Owner estimates of home values slightly exceeded appraisers' opinions in October, although owner expectations moved closer to appraised values than they were in September, according to the Quicken Loans Home Price Perception Index (HPPI). The average appraisal was 1.15% lower than the home owner expected, a narrowing of the gap between home owner estimates and appraiser valuations. In September, appraised values were 1.26% lower than homeowner expectation.

A second report released by Quicken Loans, the Home Value Index (HVI) – which is the only measure of home valuation based solely on appraisals – shows annual home value growth is steadily slowing. Nationally, appraised values rose a strong 5.97% year-over-year in October, but they showed a dip from September when home values rose 7.78% from the year prior.

This is the fourth consecutive month the HPPI moved closer to equilibrium.
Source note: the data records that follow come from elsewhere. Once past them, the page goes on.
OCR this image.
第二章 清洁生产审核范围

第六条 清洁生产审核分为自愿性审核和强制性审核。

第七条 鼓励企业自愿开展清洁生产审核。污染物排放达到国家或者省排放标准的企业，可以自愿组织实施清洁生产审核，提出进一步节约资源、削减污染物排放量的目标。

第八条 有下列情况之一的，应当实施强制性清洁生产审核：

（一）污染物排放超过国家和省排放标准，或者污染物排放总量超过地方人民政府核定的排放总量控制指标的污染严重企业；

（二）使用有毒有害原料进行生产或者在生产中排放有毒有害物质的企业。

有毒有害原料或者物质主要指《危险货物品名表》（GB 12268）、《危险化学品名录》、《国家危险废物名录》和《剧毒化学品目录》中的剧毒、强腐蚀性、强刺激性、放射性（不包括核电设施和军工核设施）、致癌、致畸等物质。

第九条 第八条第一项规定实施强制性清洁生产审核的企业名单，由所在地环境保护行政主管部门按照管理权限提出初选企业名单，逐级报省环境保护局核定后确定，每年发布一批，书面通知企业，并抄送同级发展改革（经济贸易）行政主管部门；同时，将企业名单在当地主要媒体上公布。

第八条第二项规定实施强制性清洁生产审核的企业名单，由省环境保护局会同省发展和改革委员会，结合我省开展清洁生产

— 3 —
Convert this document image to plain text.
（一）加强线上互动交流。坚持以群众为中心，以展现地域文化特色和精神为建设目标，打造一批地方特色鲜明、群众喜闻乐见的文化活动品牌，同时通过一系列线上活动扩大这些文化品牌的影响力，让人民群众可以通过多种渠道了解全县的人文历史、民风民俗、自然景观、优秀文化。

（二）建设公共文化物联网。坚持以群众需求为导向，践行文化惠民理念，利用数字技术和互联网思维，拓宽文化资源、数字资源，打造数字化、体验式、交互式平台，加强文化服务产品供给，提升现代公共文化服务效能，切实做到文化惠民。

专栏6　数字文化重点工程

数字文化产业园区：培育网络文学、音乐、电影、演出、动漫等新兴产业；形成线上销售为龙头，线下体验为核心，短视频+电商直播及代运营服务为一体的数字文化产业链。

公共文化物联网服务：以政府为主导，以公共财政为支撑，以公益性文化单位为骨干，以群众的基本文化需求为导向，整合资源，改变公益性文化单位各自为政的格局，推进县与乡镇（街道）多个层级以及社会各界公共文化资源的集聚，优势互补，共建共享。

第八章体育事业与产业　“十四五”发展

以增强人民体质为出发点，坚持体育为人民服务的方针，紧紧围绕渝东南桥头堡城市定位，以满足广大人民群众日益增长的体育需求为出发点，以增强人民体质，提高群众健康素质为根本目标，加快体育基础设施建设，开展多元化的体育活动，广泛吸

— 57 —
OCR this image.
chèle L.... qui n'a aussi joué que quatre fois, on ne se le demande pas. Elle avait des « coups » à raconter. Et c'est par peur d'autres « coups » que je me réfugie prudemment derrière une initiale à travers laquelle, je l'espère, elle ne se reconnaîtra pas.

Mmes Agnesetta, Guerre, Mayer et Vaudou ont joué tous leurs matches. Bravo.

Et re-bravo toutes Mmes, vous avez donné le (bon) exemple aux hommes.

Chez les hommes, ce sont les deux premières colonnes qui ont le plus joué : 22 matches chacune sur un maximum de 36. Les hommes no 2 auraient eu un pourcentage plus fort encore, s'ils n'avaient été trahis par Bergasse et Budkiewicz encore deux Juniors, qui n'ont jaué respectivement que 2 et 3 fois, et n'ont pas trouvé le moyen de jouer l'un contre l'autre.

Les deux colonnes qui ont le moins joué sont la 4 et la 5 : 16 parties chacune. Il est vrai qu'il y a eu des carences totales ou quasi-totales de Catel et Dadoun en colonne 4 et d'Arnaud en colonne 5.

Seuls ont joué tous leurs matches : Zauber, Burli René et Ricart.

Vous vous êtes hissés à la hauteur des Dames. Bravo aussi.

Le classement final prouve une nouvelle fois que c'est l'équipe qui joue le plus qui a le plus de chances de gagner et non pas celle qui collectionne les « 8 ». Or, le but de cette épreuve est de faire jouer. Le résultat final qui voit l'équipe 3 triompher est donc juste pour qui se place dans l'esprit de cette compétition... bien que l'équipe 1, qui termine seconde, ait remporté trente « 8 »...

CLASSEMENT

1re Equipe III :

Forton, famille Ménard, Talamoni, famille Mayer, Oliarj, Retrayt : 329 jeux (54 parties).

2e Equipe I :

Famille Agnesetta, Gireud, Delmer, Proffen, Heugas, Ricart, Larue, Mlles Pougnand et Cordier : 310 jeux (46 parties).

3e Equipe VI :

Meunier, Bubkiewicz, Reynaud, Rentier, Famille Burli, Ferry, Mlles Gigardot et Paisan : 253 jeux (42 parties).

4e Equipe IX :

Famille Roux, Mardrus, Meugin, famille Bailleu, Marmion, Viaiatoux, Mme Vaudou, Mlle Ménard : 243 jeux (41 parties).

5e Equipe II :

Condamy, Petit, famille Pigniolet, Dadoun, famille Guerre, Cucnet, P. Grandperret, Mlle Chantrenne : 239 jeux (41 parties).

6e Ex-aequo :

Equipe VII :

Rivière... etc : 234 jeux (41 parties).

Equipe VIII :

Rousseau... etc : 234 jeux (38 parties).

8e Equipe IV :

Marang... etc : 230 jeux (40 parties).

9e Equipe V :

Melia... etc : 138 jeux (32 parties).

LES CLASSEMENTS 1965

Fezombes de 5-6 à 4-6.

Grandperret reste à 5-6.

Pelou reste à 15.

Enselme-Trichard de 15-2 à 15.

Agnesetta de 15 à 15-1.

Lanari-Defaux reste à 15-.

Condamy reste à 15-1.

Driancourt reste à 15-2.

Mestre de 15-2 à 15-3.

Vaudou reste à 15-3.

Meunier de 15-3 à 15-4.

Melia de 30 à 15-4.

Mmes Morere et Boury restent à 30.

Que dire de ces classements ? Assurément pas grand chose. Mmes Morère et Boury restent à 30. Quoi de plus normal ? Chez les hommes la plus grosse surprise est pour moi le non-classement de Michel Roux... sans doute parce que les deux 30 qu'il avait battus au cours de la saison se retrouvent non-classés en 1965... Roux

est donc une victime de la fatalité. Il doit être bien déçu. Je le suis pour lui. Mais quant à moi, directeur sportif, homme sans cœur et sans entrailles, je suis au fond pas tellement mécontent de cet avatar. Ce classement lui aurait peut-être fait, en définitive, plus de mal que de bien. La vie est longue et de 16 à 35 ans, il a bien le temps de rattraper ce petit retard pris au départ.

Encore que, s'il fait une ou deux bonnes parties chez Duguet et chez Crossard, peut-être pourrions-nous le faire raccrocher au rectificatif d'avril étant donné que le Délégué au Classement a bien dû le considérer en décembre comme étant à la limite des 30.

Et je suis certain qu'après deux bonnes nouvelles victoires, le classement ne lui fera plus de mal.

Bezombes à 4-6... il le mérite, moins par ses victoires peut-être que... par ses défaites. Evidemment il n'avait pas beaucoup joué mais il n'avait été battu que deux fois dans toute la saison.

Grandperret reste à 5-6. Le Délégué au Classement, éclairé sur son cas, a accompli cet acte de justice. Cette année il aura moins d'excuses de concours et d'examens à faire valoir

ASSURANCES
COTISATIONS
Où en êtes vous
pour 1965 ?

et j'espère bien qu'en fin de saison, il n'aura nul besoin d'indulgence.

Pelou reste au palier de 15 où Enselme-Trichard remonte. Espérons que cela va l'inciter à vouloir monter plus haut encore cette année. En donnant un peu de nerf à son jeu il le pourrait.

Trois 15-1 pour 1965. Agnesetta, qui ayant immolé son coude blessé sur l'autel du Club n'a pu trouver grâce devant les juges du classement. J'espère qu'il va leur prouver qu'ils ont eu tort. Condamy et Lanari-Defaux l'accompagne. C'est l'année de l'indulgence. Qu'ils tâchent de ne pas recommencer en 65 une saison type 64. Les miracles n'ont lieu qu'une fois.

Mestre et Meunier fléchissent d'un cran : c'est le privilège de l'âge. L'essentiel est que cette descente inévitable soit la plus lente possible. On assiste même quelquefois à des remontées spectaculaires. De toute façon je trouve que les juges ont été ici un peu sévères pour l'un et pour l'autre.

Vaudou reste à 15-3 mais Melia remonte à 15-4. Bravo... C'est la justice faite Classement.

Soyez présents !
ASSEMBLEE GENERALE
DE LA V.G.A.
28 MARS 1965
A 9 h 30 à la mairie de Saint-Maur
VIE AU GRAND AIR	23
Local trends stayed largely the same from the month prior, with appraisal values rising past homeowner estimates in the West and home values falling below homeowner expectations in the East and Midwest.

"This information can be helpful to homeowners to either prevent bumps in the mortgage process or realize they may have more equity available to them than they think," said Quicken Loans Chief Economist Bob Walters.

Average home values, as measured by appraisals, fell slightly in October showing a 0.62% decline according in the national HVI. This extended reductions seen in September, when appraised values dipped 0.28%. Despite monthly decreases, home values in October still showed strong growth of 5.97% as compared to October 2015. All regional areas measured by the HVI showed annual increases, ranging from 5.52% growth in the Northeast to an 8% rise in values in the West.